After a month of solid scripting and testing I had created enough PowerShell scripts and functions that enabled me to do the following with the instances in my VPC all controlled through Jenkins using the metadata tags

  • Startup and Shutdown of instances
    • Core on all the time, DevInfra on 20 hours per day, TestInfra on 16 hours a day
  • Snapshots – Core and DevInfra snapshots are created every day
  • S3 Database Backups – All my database full backups that ran every night were copied to S3
  • Redundancy – New snapshots created were also copied over to the US West Region every night
  • Environment rebuilds – Cloud Formation scripts ran every night to rebuild the test environments so we had a totally clean machine to deploy to daily
  • AWS Cleanup - I created jobs to clean up S3 and instance snapshots once they got older than a couple of weeks

The best part about this solution was that if we added new instances we just tagged them appropriately and then all the maintenance of the startup, shutdown, snapshotting took care of itself. Matter of fact I stopped looking at it after a couple of months as it all ran like clockwork.

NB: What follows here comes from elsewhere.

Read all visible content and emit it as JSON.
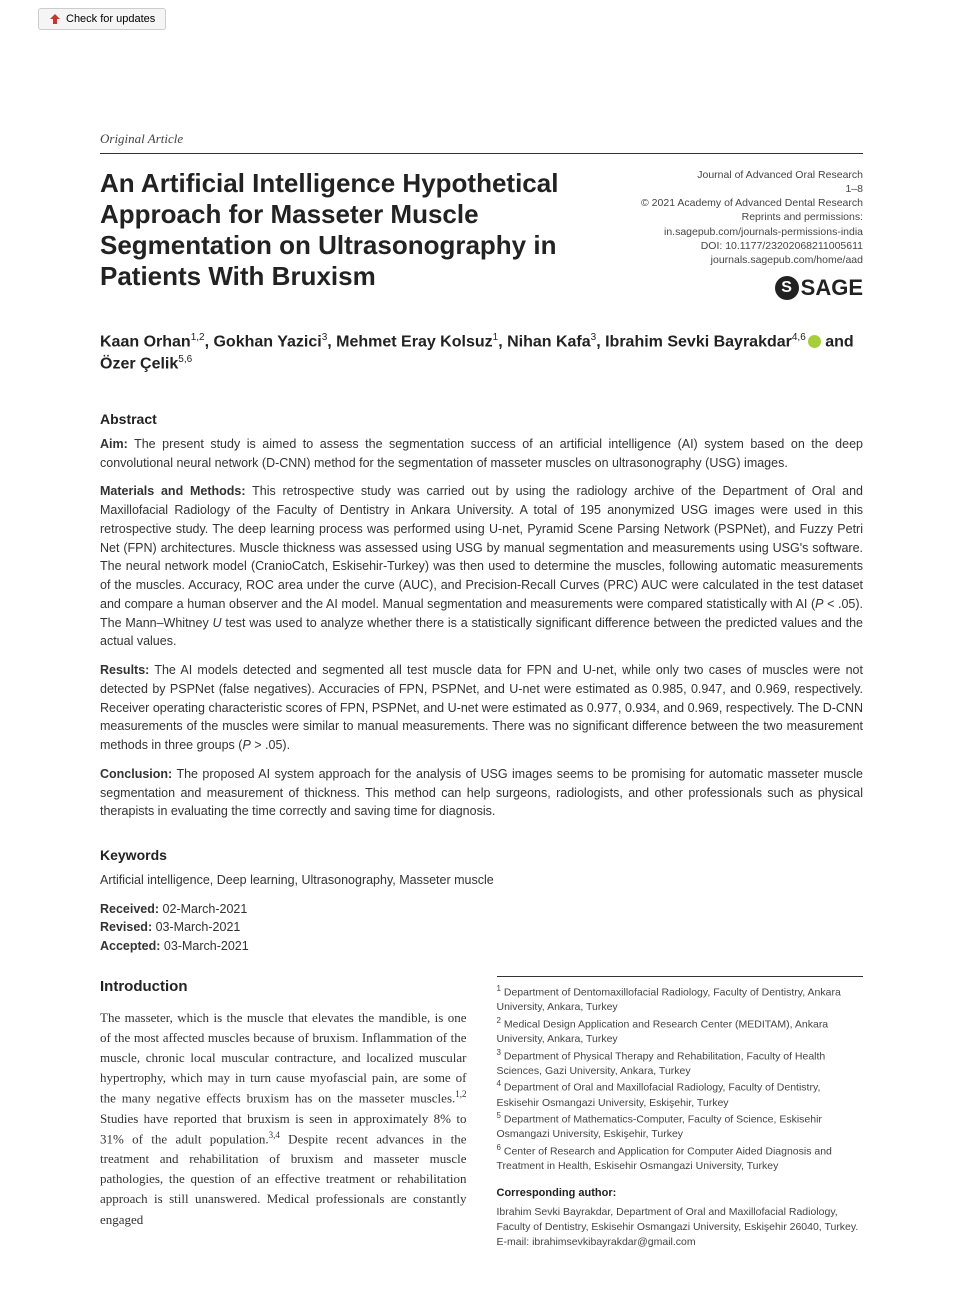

We even got really clever with it such as shutting down TFS Build Agents when the amount of queued builds was low through polling the TFS API services and then starting them back up when the builds queued up and so on. We also extended Jenkins to do software builds for the purpose of running Sonar over the top of them and then also to create deployment pipelines so that the testers could self-serve their own environments.

Couple of things I learned along the way

CloudFormation can be a pain in the butt for Windows, when it works for you it’s beers all round, when it doesn’t you’ll be swearing long and hard into the night getting that goddamn, effing server to join the friggin domain! And yeah if you’re using SharePoint don’t use it. Matter of fact find the guy that recommended this as part of the technical solution and slap them, it’s a horrendously painful and complicated product to set up and it does not play nice with CloudFormation or re-attaching volumes from snapshots either. SharePoint – I hate it. There I said it.

Conclusion

Using AWS for your dev and testing is an absolute win over the more traditional methods (physical servers - arrgh!, VMWare - Hosts forever running out of capacity).

Sure it will take time and investment in your DevOps staff to plan for and use it appropriately (show me a new infrastructure technology that doesn't need it), but the payoff in being able to completely automate your environments, increase/decrease resources as you need, scale up instances (such as your build servers when they are starting to run hard) and the lower TCO is impossible to ignore. Best of all once you have done it once, and done it properly, you can reuse a lot of what you created for other projects and clients.